Jasy translates Markdown content into HTML and applies syntax highlighting to code sections. It uses GitHub's extended high performance Sundown Markdown parser and the widely used Pygments for syntax highlighting. Pygments supports alot of other languages than JavaScript, too. So no problem to have PHP example code in your API docs as well.

Tags

Support for tags to easily marking classes, modules, methods etc. is built in as well. That's useful for marking properties like deprecated, overridden, new, etc.

8. Web Server

The internal web server allows for easily setting up a local web server to deliver the local Jasy based application to the web browser or remote machines. The propose of this server is to make local development easier.

Multiple Routes

Jasy is able to define different routes to different targets. It's easy to mix local file delivery with remote mirroring under the same server. Each root works on a top level entry point e.g. /github, /s3, /cdn, ...

Proxying / Mirroring

Jasy supports proxying and mirroring remote server requests and using a full offline feature it can also work from cache only without requiring the original mirrored server. This feature is super useful for slow remote servers, for testing machines under different domains (fix CORS issues), etc. The

Mime Types

Jasy's web server comes with a good set of additional mime types to support typical HTML5 features like HTML5 AppCache, web fonts and modern video formats.

9. Scaffolding

For setting up new projects Jasy comes with a pretty powerful scaffolding feature. Scaffolding works like a skeleton or boilerplate project but offers on-top configuration to make that new project directly usable after creation.

Placeholders

Jasy supports modifiying the original code of the skeleton to match the requirements of the new project. It automatically replaces placeholders in all files by the actual values defined via questions or command line parameters.

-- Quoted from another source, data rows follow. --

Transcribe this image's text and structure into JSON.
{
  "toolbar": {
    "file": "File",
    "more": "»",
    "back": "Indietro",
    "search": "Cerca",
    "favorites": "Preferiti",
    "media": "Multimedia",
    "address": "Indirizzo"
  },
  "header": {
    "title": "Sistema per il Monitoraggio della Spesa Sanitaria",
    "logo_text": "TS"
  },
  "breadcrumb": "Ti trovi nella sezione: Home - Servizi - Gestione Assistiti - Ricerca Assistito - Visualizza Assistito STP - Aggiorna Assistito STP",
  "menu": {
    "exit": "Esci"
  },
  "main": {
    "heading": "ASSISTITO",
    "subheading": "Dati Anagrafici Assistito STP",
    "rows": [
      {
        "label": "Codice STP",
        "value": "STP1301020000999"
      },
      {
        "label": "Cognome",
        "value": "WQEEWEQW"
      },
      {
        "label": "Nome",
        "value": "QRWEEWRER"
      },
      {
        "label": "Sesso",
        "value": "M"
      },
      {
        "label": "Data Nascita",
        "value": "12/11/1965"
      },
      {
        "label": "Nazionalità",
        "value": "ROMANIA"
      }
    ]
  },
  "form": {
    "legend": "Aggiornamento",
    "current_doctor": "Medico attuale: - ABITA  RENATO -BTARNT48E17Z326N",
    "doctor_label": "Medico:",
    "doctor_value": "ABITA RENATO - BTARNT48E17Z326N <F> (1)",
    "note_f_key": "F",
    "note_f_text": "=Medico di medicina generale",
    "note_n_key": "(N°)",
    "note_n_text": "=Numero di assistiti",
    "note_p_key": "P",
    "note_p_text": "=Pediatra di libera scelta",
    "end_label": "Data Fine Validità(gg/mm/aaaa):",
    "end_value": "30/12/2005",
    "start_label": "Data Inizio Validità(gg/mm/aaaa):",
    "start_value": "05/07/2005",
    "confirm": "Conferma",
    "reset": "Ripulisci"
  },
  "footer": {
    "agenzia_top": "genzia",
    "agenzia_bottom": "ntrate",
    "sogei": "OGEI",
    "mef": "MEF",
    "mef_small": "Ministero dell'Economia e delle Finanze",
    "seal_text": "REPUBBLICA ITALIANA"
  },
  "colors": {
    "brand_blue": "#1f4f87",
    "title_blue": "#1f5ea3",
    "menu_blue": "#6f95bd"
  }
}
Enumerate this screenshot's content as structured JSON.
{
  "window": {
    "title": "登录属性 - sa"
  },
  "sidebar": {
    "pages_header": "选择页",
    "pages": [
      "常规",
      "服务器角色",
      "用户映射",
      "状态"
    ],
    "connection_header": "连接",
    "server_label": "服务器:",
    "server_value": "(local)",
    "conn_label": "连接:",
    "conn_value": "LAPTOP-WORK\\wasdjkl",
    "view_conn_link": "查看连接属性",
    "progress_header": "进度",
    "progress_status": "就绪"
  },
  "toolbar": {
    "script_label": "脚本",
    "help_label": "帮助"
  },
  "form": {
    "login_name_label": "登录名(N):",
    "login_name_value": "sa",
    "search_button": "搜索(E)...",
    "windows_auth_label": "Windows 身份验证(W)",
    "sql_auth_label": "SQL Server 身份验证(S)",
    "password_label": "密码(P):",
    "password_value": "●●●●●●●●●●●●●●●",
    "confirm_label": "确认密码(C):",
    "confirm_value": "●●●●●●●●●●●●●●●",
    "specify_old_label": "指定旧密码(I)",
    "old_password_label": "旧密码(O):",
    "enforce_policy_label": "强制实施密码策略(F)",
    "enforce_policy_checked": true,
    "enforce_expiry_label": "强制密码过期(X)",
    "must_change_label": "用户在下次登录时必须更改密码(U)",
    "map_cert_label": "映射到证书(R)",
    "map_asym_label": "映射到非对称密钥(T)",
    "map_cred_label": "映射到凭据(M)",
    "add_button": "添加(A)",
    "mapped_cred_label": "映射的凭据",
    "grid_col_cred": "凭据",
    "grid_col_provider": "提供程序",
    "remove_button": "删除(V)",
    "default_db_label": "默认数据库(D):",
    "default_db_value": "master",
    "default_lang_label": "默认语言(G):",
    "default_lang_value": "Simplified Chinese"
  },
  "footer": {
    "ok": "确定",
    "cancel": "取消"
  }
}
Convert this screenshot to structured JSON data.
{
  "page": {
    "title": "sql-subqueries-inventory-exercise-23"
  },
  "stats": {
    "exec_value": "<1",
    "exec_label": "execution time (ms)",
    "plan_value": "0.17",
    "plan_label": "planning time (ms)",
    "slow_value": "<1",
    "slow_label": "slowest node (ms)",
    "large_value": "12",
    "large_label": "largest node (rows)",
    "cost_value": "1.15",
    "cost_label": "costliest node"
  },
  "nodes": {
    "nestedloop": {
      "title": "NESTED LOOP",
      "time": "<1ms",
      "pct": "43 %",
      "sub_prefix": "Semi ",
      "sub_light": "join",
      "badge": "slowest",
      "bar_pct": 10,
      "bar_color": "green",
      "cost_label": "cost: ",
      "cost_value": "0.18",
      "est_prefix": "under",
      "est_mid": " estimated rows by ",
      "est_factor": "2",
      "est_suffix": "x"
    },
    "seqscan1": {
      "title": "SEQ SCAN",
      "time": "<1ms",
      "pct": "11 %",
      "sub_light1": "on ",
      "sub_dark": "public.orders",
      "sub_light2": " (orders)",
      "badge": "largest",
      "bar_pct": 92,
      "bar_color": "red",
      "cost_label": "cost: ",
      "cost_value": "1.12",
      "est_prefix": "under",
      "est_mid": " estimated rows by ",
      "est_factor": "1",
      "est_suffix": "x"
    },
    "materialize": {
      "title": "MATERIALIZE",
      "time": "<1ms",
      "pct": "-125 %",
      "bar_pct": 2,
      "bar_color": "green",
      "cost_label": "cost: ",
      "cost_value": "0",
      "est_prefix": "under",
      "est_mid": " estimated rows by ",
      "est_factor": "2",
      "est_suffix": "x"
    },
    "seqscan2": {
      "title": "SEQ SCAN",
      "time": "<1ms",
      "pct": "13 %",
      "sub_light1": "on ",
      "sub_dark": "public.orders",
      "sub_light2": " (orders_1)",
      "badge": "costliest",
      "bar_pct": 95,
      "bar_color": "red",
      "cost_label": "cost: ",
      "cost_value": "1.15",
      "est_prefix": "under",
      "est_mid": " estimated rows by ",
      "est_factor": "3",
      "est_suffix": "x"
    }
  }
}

Custom Setup Routines / Questions

The skeleton is able to define questions for confiuguration. These can be answered interactively during project creation or pre-defined via command line parameters. Questions can also be interactive and fine tune the original skeleton in quite powerful ways. For that Jasy supports a custom jasycreate.py for writing down custom code which is executed on the files copied over from the skeleton.

Remote Cloning

New projects can be created by remote hosted projects via Git URLs. Jasy will automatically clone the repository into a new temporary folder and copies over and configures an existing skeleton from this "origin" project.